ELLESMERE Port and Neston MP Justin Madders has stressed the need for better care for those who fall victim to migraine attacks.

The former Shadow Health Minister is calling for improved recognition of the serious impact that migraines have on some people as part of his support for Migraine Awareness Week (September 24 to 30).

He has been told one in seven adults in the UK experience migraine and more than a million people live with chronic migraine, meaning they experience headache for at least 15 days a month for three months at a time.

"Migraine is not being taken seriously as a health condition and those with the condition are clearly being let down," said Mr Madders.

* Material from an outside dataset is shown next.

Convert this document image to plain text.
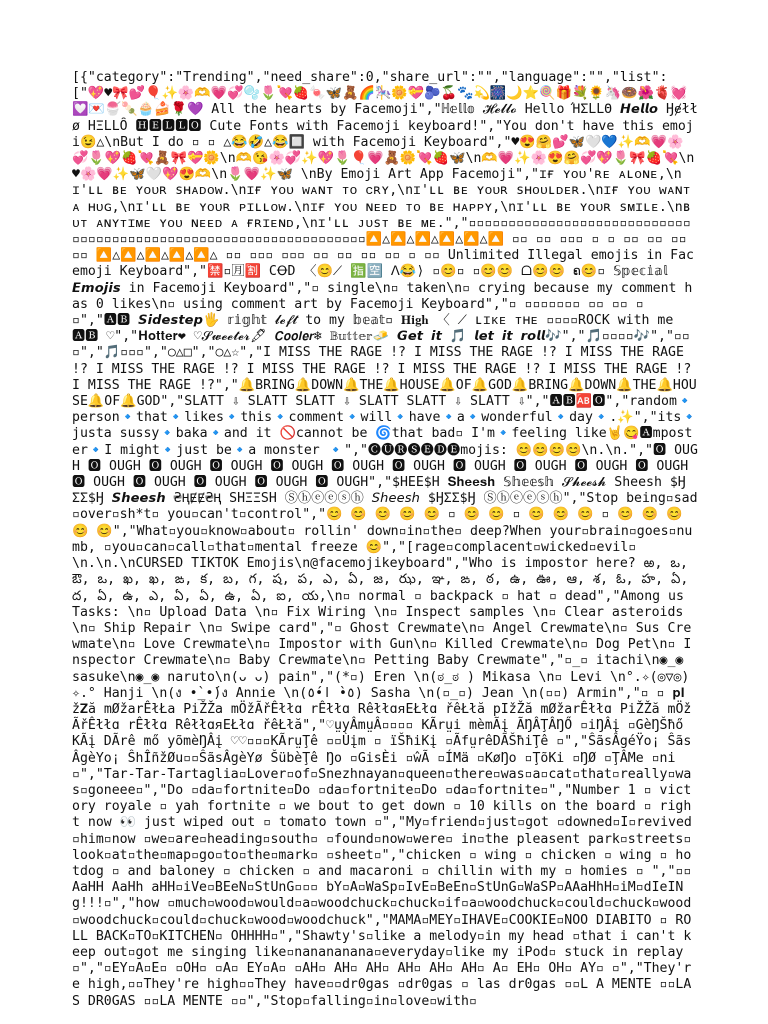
[{"category":"Trending","need_share":0,"share_url":"","language":"","list":
["💖♥🎀💕🎈✨🌸🫶💗💞🫧🌷💘🍓🍬🦋🧸🌈🎠🌼💝🫐🍒🐾💫🎆🌙⭐🍭🎁💐🌻🦄🍩🌺🫀💓💟💌🍧🍡🧁🍰🌹💜 All the hearts by Facemoji","ℍ𝕖𝕝𝕝𝕠 𝓗𝓮𝓵𝓵𝓸 Hello ΉΣLLΘ 𝙃𝙚𝙡𝙡𝙤 Ӈɇłłø HΞLLȎ 🅷🅴🅻🅻🅾 Cute Fonts with Facemoji keyboard!","You don't have this emoji😉△\nBut I do ▫ ▫ △😂🤣△😂🔲 with Facemoji Keyboard","♥😍🤗💕🦋🤍💙✨🫶💗🌸💞🌷💖🍓💘🧸🎀💝🌼\n🫶😘🌸💞✨💖🌷🎈💗🧸🌼💘🍓🦋\n🫶💗✨🌸😍🤗💞💖🌷🎀🍓💘\n♥🌸💗✨🦋🤍💖😍🫶\n🌷💗✨🦋 \nBy Emoji Art App Facemoji","ɪғ ʏᴏᴜ'ʀᴇ ᴀʟᴏɴᴇ,\nɪ'ʟʟ ʙᴇ ʏᴏᴜʀ sʜᴀᴅᴏᴡ.\nɪғ ʏᴏᴜ ᴡᴀɴᴛ ᴛᴏ ᴄʀʏ,\nɪ'ʟʟ ʙᴇ ʏᴏᴜʀ sʜᴏᴜʟᴅᴇʀ.\nɪғ ʏᴏᴜ ᴡᴀɴᴛ ᴀ ʜᴜɢ,\nɪ'ʟʟ ʙᴇ ʏᴏᴜʀ ᴘɪʟʟᴏᴡ.\nɪғ ʏᴏᴜ ɴᴇᴇᴅ ᴛᴏ ʙᴇ ʜᴀᴘᴘʏ,\nɪ'ʟʟ ʙᴇ ʏᴏᴜʀ sᴍɪʟᴇ.\nʙᴜᴛ ᴀɴʏᴛɪᴍᴇ ʏᴏᴜ ɴᴇᴇᴅ ᴀ ғʀɪᴇɴᴅ,\nɪ'ʟʟ ᴊᴜsᴛ ʙᴇ ᴍᴇ.","▫▫▫▫▫▫▫▫▫▫▫▫▫▫▫▫▫▫▫▫▫▫▫▫▫▫▫▫▫▫▫▫▫▫▫▫▫▫▫▫▫▫▫▫▫▫▫▫▫▫▫▫▫▫▫▫▫▫▫▫▫▫▫▫▫🔼△🔼△🔼△🔼△🔼△🔼 ▫▫ ▫▫ ▫▫▫ ▫ ▫ ▫▫ ▫▫ ▫▫ ▫▫ 🔼△🔼△🔼△🔼△🔼△ ▫▫ ▫▫▫ ▫▫▫ ▫▫ ▫▫ ▫▫ ▫▫ ▫ ▫▫ Unlimited Illegal emojis in Facemoji Keyboard","🈲▫🈷🈹 CꝊD 〈😊⟋ 🈯🈳 ᐱ😂⟩ ▫😊▫ ▫😊😊 ᗝ😊😊 ຄ😊▫ 𝕊𝕡𝕖𝕔𝕚𝕒𝕝 𝙀𝙢𝙤𝙟𝙞𝙨 in Facemoji Keyboard","▫ single\n▫ taken\n▫ crying because my comment has 0 likes\n▫ using comment art by Facemoji Keyboard","▫ ▫▫▫▫▫▫▫ ▫▫ ▫▫ ▫▫","🅰🅱 𝙎𝙞𝙙𝙚𝙨𝙩𝙚𝙥🖐 𝕣𝕚𝕘𝕙𝕥 𝓵𝓮𝓯𝓽 to my 𝕓𝕖𝕒𝕥▫ 𝐇𝐢𝐠𝐡 〈 ⟋ ʟɪᴋᴇ ᴛʜᴇ ▫▫▫▫ROCK with me 🅰🅱 ♡","𝐇𝐨𝐭𝐭𝐞𝐫❤ ♡𝓢𝔀𝓮𝓮𝓽𝓮𝓻🖋 𝘾𝙤𝙤𝙡𝙚𝙧❄ 𝔹𝕦𝕥𝕥𝕖𝕣🧈 𝙂𝙚𝙩 𝙞𝙩 🎵 𝙡𝙚𝙩 𝙞𝙩 𝙧𝙤𝙡𝙡🎶","🎵▫▫▫▫🎶","▫▫▫","🎵▫▫▫","○△□","○△☆","I MISS THE RAGE !? I MISS THE RAGE !? I MISS THE RAGE !? I MISS THE RAGE !? I MISS THE RAGE !? I MISS THE RAGE !? I MISS THE RAGE !? I MISS THE RAGE !?","🔔BRING🔔DOWN🔔THE🔔HOUSE🔔OF🔔GOD🔔BRING🔔DOWN🔔THE🔔HOUSE🔔OF🔔GOD","SLATT ⇩ SLATT SLATT ⇩ SLATT SLATT ⇩ SLATT ⇩","🅰🅱🆎🅾","random🔹person🔹that🔹likes🔹this🔹comment🔹will🔹have🔹a🔹wonderful🔹day🔹.✨","its🔹justa sussy🔹baka🔹and it 🚫cannot be 🌀that bad▫ I'm🔹feeling like🤘😋🅰mposter🔹I might🔹just be🔹a monster 🔹","🅒🅤🅡🅢🅔🅓🅔mojis: 😊😊😊😊\n.\n.","🅾 OUGH 🅾 OUGH 🅾 OUGH 🅾 OUGH 🅾 OUGH 🅾 OUGH 🅾 OUGH 🅾 OUGH 🅾 OUGH 🅾 OUGH 🅾 OUGH 🅾 OUGH 🅾 OUGH 🅾 OUGH 🅾 OUGH 🅾 OUGH","$HEE$H 𝐒𝐡𝐞𝐞𝐬𝐡 𝕊𝕙𝕖𝕖𝕤𝕙 𝓢𝓱𝓮𝓮𝓼𝓱 Sheesh $Ӈ ΣΣ$Ӈ 𝙎𝙝𝙚𝙚𝙨𝙝 ₴ⱧɆɆ₴Ⱨ SHΞΞSH Ⓢⓗⓔⓔⓢⓗ 𝘚𝘩𝘦𝘦𝘴𝘩 $ӇΣΣ$Ӈ Ⓢⓗⓔⓔⓢⓗ","Stop being▫sad▫over▫sh*t▫ you▫can't▫control","😊 😊 😊 😊 😊 ▫ 😊 😊 ▫ 😊 😊 😊 ▫ 😊 😊 😊 😊 😊","What▫you▫know▫about▫ rollin' down▫in▫the▫ deep?When your▫brain▫goes▫numb, ▫you▫can▫call▫that▫mental freeze 😊","[rage▫complacent▫wicked▫evil▫\n.\n.\nCURSED TIKTOK Emojis\n@facemojikeyboard","Who is impostor here? ఱ, ఒ, ఔ, ఒ, ఖ, ఖ, ఙ, క, బ, గ, ష, ప, ఎ, ఏ, జ, ఝ, ఞ, ఙ, ఠ, ఉ, ఊ, ఆ, శ, ఓ, హ, ఏ, ద, ఏ, ఉ, ఎ, ఏ, ఏ, ఉ, ఏ, ఐ, య,\n▫ normal ▫ backpack ▫ hat ▫ dead","Among us Tasks: \n▫ Upload Data \n▫ Fix Wiring \n▫ Inspect samples \n▫ Clear asteroids \n▫ Ship Repair \n▫ Swipe card","▫ Ghost Crewmate\n▫ Angel Crewmate\n▫ Sus Crewmate\n▫ Love Crewmate\n▫ Impostor with Gun\n▫ Killed Crewmate\n▫ Dog Pet\n▫ Inspector Crewmate\n▫ Baby Crewmate\n▫ Petting Baby Crewmate","▫_▫ itachi\n◉_◉ sasuke\n◉_◉ naruto\n(ᴗ ᴗ) pain","(*▫) Eren \n(ಠ_ಠ ) Mikasa \n▫ Levi \n°.✧(◎▽◎)✧.° Hanji \n(ง •̀_•́)ง Annie \n(٥•̀ ا•́٥) Sasha \n(▫_▫) Jean \n(▫▫) Armin","▫ ▫ 𝐩𝐈ž𝐙ă mØžarÊłŁa PiŽŽa mÖžÃřÊłłɑ rÊłłɑ RêłłɑᴙEŁłɑ řêŁłă pIžŽă mØžarÊłłɑ PiŽŽă mÖžÃřÊłłɑ rÊłłɑ RêłłɑᴙEŁłɑ řêŁłă","♡ṳyÂmṳÂ▫▫▫▫ KÃrṳi mèmÃį ÃŊÂŢÂŊŐ ▫iŊÂį ▫GèŊŠħő KÃį DÃrê mő yõmèŊÂį ♡♡▫▫▫KÃrṳŢê ▫▫Ùįm ▫ ïŠħiKį ▫ÃfṳrêDÃŠħiŢê ▫","ŜãsÂgéŸo¡ ŜãsÂgèYo¡ ŜhÎñžØu▫▫ŜãsÂgèYø ŠübèŢê Ŋo ▫GisÈi ▫ŵÃ ▫ÍMä ▫KøŊo ▫ŢõKi ▫ŊØ ▫ŢÂMe ▫ni ▫","Tar-Tar-Tartaglia▫Lover▫of▫Snezhnayan▫queen▫there▫was▫a▫cat▫that▫really▫was▫goneee▫","Do ▫da▫fortnite▫Do ▫da▫fortnite▫Do ▫da▫fortnite▫","Number 1 ▫ victory royale ▫ yah fortnite ▫ we bout to get down ▫ 10 kills on the board ▫ right now 👀 just wiped out ▫ tomato town ▫","My▫friend▫just▫got ▫downed▫I▫revived ▫him▫now ▫we▫are▫heading▫south▫ ▫found▫now▫were▫ in▫the pleasent park▫streets▫look▫at▫the▫map▫go▫to▫the▫mark▫ ▫sheet▫","chicken ▫ wing ▫ chicken ▫ wing ▫ hotdog ▫ and baloney ▫ chicken ▫ and macaroni ▫ chillin with my ▫ homies ▫ ","▫▫AaHH AaHh aHH▫iVe▫BEeN▫StUnG▫▫▫ bY▫A▫WaSp▫IvE▫BeEn▫StUnG▫WaSP▫AAaHhH▫iM▫dIeINg!!!▫","how ▫much▫wood▫would▫a▫woodchuck▫chuck▫if▫a▫woodchuck▫could▫chuck▫wood▫woodchuck▫could▫chuck▫wood▫woodchuck","MAMA▫MEY▫IHAVE▫COOKIE▫NOO DIABITO ▫ ROLL BACK▫TO▫KITCHEN▫ OHHHH▫","Shawty's▫like a melody▫in my head ▫that i can't keep out▫got me singing like▫nanananana▫everyday▫like my iPod▫ stuck in replay▫","▫EY▫A▫E▫ ▫OH▫ ▫A▫ EY▫A▫ ▫AH▫ AH▫ AH▫ AH▫ AH▫ AH▫ A▫ EH▫ OH▫ AY▫ ▫","They're high,▫▫They're high▫▫They have▫▫dr0gas ▫dr0gas ▫ las dr0gas ▫▫L A MENTE ▫▫LAS DR0GAS ▫▫LA MENTE ▫▫","Stop▫falling▫in▫love▫with▫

"This is why I am calling for greater use in the NHS of tools and pathways that exist for managing the condition, increased education to support health professionals to identify and manage migraine in the right place for patients, and more specialist centres."

MPs have been told the impact of migraine goes far beyond pain. A third of callers to The Migraine Trust’s helpline report a decline in mental health. Migraine can affect all areas of life including ability to work and maintain relationships leaving many of those affecting feeling isolated.

A new report called ‘Heading in the wrong direction’ has also found people with migraine are struggling to access appropriate diagnoses and treatments. Misunderstanding of the condition as ‘just a headache’, lack of specialist care and unequal provision of treatments means many are left struggling alone with debilitating symptoms.

In its report the charity heard from many people who feel health professionals, especially in primary care, do not understand migraine. They report having their pain dismissed, being told nothing can be done for them and waiting years to access treatments. As a result, many are left feeling depressed, frustrated and unable to cope.

Most people who live with migraine should be successfully supported in primary care by their GP, who can diagnose migraine and advise on medication options and lifestyle adaptions, and might also be supported by community pharmacies.

However, some will need to be referred to a healthcare professional who specialises in migraine, such as a GP with a Special Interest in Headache, or a neurologist. High numbers of patients reported incorrect referrals, long waiting lists for specialist support or simply that they feel dismissed.